Friday, 29 July 2016

Not at all like Topsy


 August 2016

Not at all like Topsy   by Dr Elizabeth McCardell, M. Couns., PhD


     There are three stories I want to tell.

     The first has to do with Topsy, a rag doll I was given when I was born. This doll was beautifully made out of brown felt cloth and had a sweet face sewn on her curly haired head. Her limbs were long and floppy and her body sturdy and girlish. She wore a red dress. I grew to love her.

     Each birthday my mother and I would go into town to buy Topsy a new face, as the old was well worn with all the kissing she received.

     Topsy and I grew up together, though her change was structural. Eventually
her stuffing came out and the cloth that was her skin became threadbare.

     Topsy, unlike her namesake in the novel Uncle Tom’s Cabin by  the nineteenth century American author Harriet Beecher Stowe,   wasn’t just born, didn’t just grow’d, she came with a history, a maker (the lady upstairs in the block of flats we called home), the cloth maker, the face maker, the dress maker (my mother),  my history, my family, the context of middle class life in the fifties, in Western Australia, and so much more.
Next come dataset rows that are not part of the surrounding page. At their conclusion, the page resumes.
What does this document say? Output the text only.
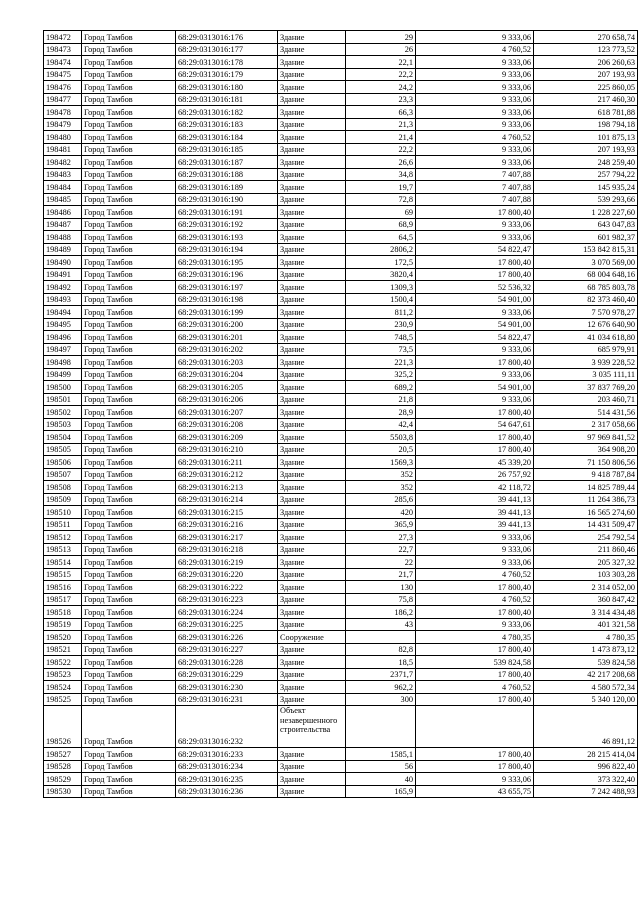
198472	Город Тамбов	68:29:0313016:176	Здание	29	9 333,06	270 658,74
198473	Город Тамбов	68:29:0313016:177	Здание	26	4 760,52	123 773,52
198474	Город Тамбов	68:29:0313016:178	Здание	22,1	9 333,06	206 260,63
198475	Город Тамбов	68:29:0313016:179	Здание	22,2	9 333,06	207 193,93
198476	Город Тамбов	68:29:0313016:180	Здание	24,2	9 333,06	225 860,05
198477	Город Тамбов	68:29:0313016:181	Здание	23,3	9 333,06	217 460,30
198478	Город Тамбов	68:29:0313016:182	Здание	66,3	9 333,06	618 781,88
198479	Город Тамбов	68:29:0313016:183	Здание	21,3	9 333,06	198 794,18
198480	Город Тамбов	68:29:0313016:184	Здание	21,4	4 760,52	101 875,13
198481	Город Тамбов	68:29:0313016:185	Здание	22,2	9 333,06	207 193,93
198482	Город Тамбов	68:29:0313016:187	Здание	26,6	9 333,06	248 259,40
198483	Город Тамбов	68:29:0313016:188	Здание	34,8	7 407,88	257 794,22
198484	Город Тамбов	68:29:0313016:189	Здание	19,7	7 407,88	145 935,24
198485	Город Тамбов	68:29:0313016:190	Здание	72,8	7 407,88	539 293,66
198486	Город Тамбов	68:29:0313016:191	Здание	69	17 800,40	1 228 227,60
198487	Город Тамбов	68:29:0313016:192	Здание	68,9	9 333,06	643 047,83
198488	Город Тамбов	68:29:0313016:193	Здание	64,5	9 333,06	601 982,37
198489	Город Тамбов	68:29:0313016:194	Здание	2806,2	54 822,47	153 842 815,31
198490	Город Тамбов	68:29:0313016:195	Здание	172,5	17 800,40	3 070 569,00
198491	Город Тамбов	68:29:0313016:196	Здание	3820,4	17 800,40	68 004 648,16
198492	Город Тамбов	68:29:0313016:197	Здание	1309,3	52 536,32	68 785 803,78
198493	Город Тамбов	68:29:0313016:198	Здание	1500,4	54 901,00	82 373 460,40
198494	Город Тамбов	68:29:0313016:199	Здание	811,2	9 333,06	7 570 978,27
198495	Город Тамбов	68:29:0313016:200	Здание	230,9	54 901,00	12 676 640,90
198496	Город Тамбов	68:29:0313016:201	Здание	748,5	54 822,47	41 034 618,80
198497	Город Тамбов	68:29:0313016:202	Здание	73,5	9 333,06	685 979,91
198498	Город Тамбов	68:29:0313016:203	Здание	221,3	17 800,40	3 939 228,52
198499	Город Тамбов	68:29:0313016:204	Здание	325,2	9 333,06	3 035 111,11
198500	Город Тамбов	68:29:0313016:205	Здание	689,2	54 901,00	37 837 769,20
198501	Город Тамбов	68:29:0313016:206	Здание	21,8	9 333,06	203 460,71
198502	Город Тамбов	68:29:0313016:207	Здание	28,9	17 800,40	514 431,56
198503	Город Тамбов	68:29:0313016:208	Здание	42,4	54 647,61	2 317 058,66
198504	Город Тамбов	68:29:0313016:209	Здание	5503,8	17 800,40	97 969 841,52
198505	Город Тамбов	68:29:0313016:210	Здание	20,5	17 800,40	364 908,20
198506	Город Тамбов	68:29:0313016:211	Здание	1569,3	45 339,20	71 150 806,56
198507	Город Тамбов	68:29:0313016:212	Здание	352	26 757,92	9 418 787,84
198508	Город Тамбов	68:29:0313016:213	Здание	352	42 118,72	14 825 789,44
198509	Город Тамбов	68:29:0313016:214	Здание	285,6	39 441,13	11 264 386,73
198510	Город Тамбов	68:29:0313016:215	Здание	420	39 441,13	16 565 274,60
198511	Город Тамбов	68:29:0313016:216	Здание	365,9	39 441,13	14 431 509,47
198512	Город Тамбов	68:29:0313016:217	Здание	27,3	9 333,06	254 792,54
198513	Город Тамбов	68:29:0313016:218	Здание	22,7	9 333,06	211 860,46
198514	Город Тамбов	68:29:0313016:219	Здание	22	9 333,06	205 327,32
198515	Город Тамбов	68:29:0313016:220	Здание	21,7	4 760,52	103 303,28
198516	Город Тамбов	68:29:0313016:222	Здание	130	17 800,40	2 314 052,00
198517	Город Тамбов	68:29:0313016:223	Здание	75,8	4 760,52	360 847,42
198518	Город Тамбов	68:29:0313016:224	Здание	186,2	17 800,40	3 314 434,48
198519	Город Тамбов	68:29:0313016:225	Здание	43	9 333,06	401 321,58
198520	Город Тамбов	68:29:0313016:226	Сооружение		4 780,35	4 780,35
198521	Город Тамбов	68:29:0313016:227	Здание	82,8	17 800,40	1 473 873,12
198522	Город Тамбов	68:29:0313016:228	Здание	18,5	539 824,58	539 824,58
198523	Город Тамбов	68:29:0313016:229	Здание	2371,7	17 800,40	42 217 208,68
198524	Город Тамбов	68:29:0313016:230	Здание	962,2	4 760,52	4 580 572,34
198525	Город Тамбов	68:29:0313016:231	Здание	300	17 800,40	5 340 120,00
198526	Город Тамбов	68:29:0313016:232	Объект незавершенного строительства			46 891,12
198527	Город Тамбов	68:29:0313016:233	Здание	1585,1	17 800,40	28 215 414,04
198528	Город Тамбов	68:29:0313016:234	Здание	56	17 800,40	996 822,40
198529	Город Тамбов	68:29:0313016:235	Здание	40	9 333,06	373 322,40
198530	Город Тамбов	68:29:0313016:236	Здание	165,9	43 655,75	7 242 488,93
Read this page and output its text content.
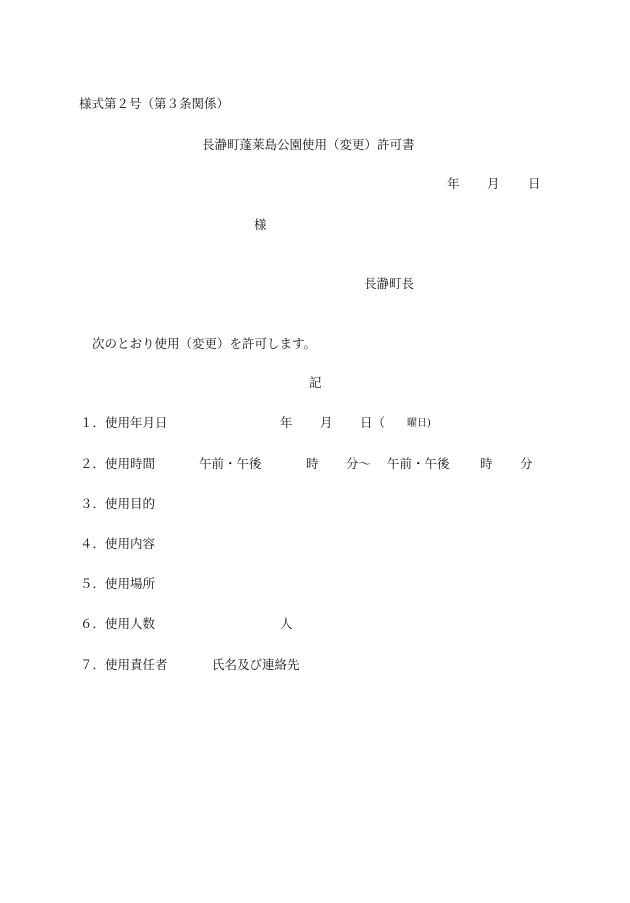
様式第２号（第３条関係）
長瀞町蓬莱島公園使用（変更）許可書
年 月 日
様
長瀞町長
次のとおり使用（変更）を許可します。
記
１．使用年月日	年 月 日（ 曜日)
２．使用時間	午前・午後	時 分～ 午前・午後 時 分
３．使用目的
４．使用内容
５．使用場所
６．使用人数	人
７．使用責任者	氏名及び連絡先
     The second story is about the period when I’d returned to university to do my Master of Counselling degree and was studying family and couples counselling. As part of our assessment we had to write a family history identifying specific characteristics typical to our family.  Until that point, I had a rather general curiosity about genealogy, but nothing more than that. I was amazed to find in my research definite patterns of behaviour on both sides of my family of origin. I discovered, for instance, that practically each generation on both my father’s and mother’s side had at least two, sometimes more, spouses and that there were split-level families dating back nearly two hundred years. Both sides of the  family were also adventurers, some travelled across the globe to escape conflicts of war and ideology.
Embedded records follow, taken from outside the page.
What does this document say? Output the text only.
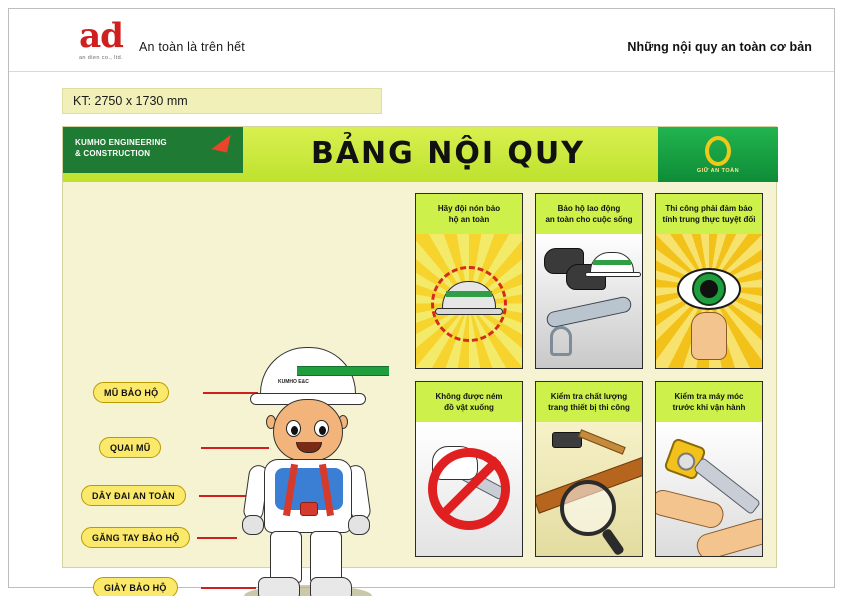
ad
an dien co., ltd.
An toàn là trên hết	Những nội quy an toàn cơ bản
KT: 2750 x 1730 mm
KUMHO ENGINEERING
& CONSTRUCTION	BẢNG NỘI QUY	GIỮ AN TOÀN
MŨ BẢO HỘ
QUAI MŨ
DÂY ĐAI AN TOÀN
GĂNG TAY BẢO HỘ
GIÀY BẢO HỘ
KUMHO E&C
Hãy đội nón bảo
hộ an toàn
Bảo hộ lao động
an toàn cho cuộc sống
Thi công phải đảm bảo
tính trung thực tuyệt đối
Không được ném
đồ vật xuống
Kiểm tra chất lượng
trang thiết bị thi công
Kiểm tra máy móc
trước khi vận hành
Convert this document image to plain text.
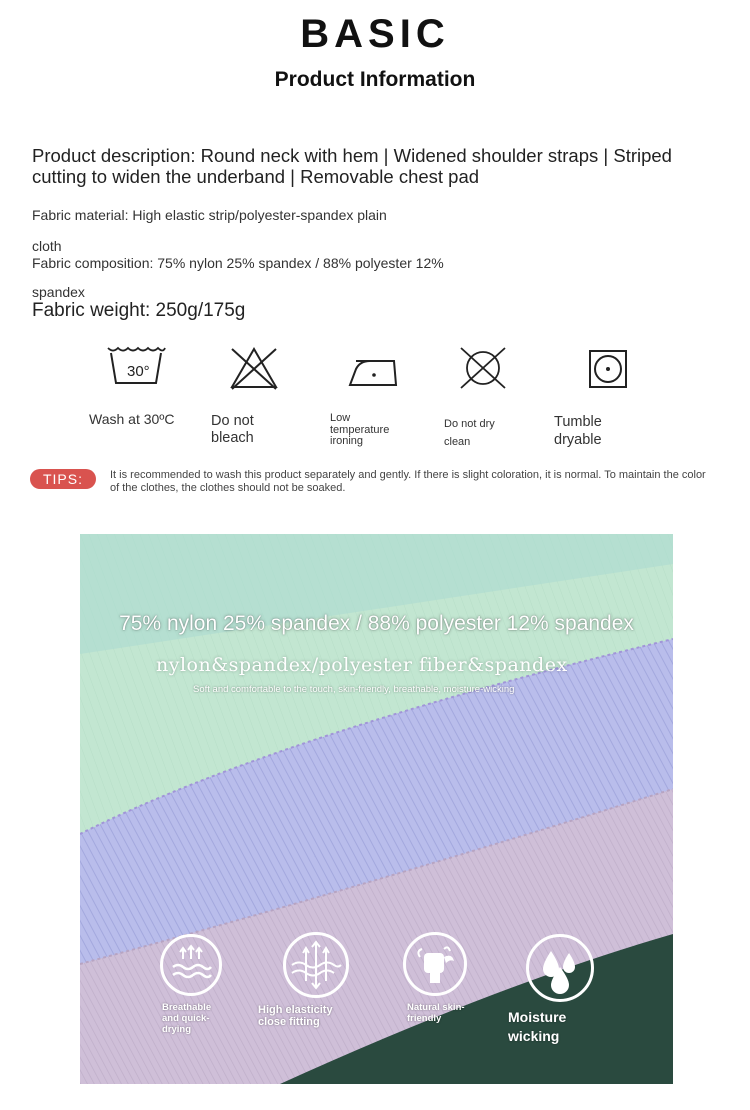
BASIC
Product Information
Product description: Round neck with hem | Widened shoulder straps | Striped cutting to widen the underband | Removable chest pad
Fabric material: High elastic strip/polyester-spandex plain
cloth
Fabric composition: 75% nylon 25% spandex / 88% polyester 12%
spandex
Fabric weight: 250g/175g
30°
Wash at 30ºC	Do not bleach
Low temperature ironing
Do not dry clean
Tumble dryable
TIPS:	It is recommended to wash this product separately and gently. If there is slight coloration, it is normal. To maintain the color of the clothes, the clothes should not be soaked.
75% nylon 25% spandex / 88% polyester 12% spandex
nylon&spandex/polyester fiber&spandex
Soft and comfortable to the touch, skin-friendly, breathable, moisture-wicking
Breathable and quick-drying
High elasticity close fitting
Natural skin-friendly	Moisture wicking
     The third story describes what insight was brought to me while researching and writing my doctoral dissertation. I’d stumbled upon a book on Taoism, and was particularly taken by its Acknowledgements section; usually a place where the writer thanks their husband or wife, or colleagues. The author of this book, instead, thanked the trees and fungi, the sky, the birds, the pet dog, family, shopkeepers, library staff, colleagues and friends: all of which ameliorated the making of this book on the Tao of being in the world, which is a natural order of life. I was moved to write a similar Tao of acknowledgements and include in it not only my immediate milieu, but my academic influences: those thinkers who shaped my work and sense of self.

     All three stories are accounts of  realizing interrelationships. I’m moved to tell them because of a certain frustration I have concerning quite a lot of psychotherapeutic modalities that ignore the context of a person to concentrate on only individual and isolated behaviour,  as for instance, a lot of cognitive behavioural therapy, or relationships as if they are merely apparent fantasies and disembodied ideas. I’m thinking here of traditional psychoanalysis and Jungian analysis. A lot of solution focussed therapies also ignore the living system  that is being in the world. An awareness of the individual is important, but without a sense of the richness, or paucity, of experiencing others, we leave too much out in our therapeutic approach to the healing of clients.

     We didn’t just grow’d, and our behaviour cannot be extracted from what else is going on. Our family of origin and  our environment make us who we are.  We live in a Tao of relationship, and this is ground that therapy, I believe, needs to work within.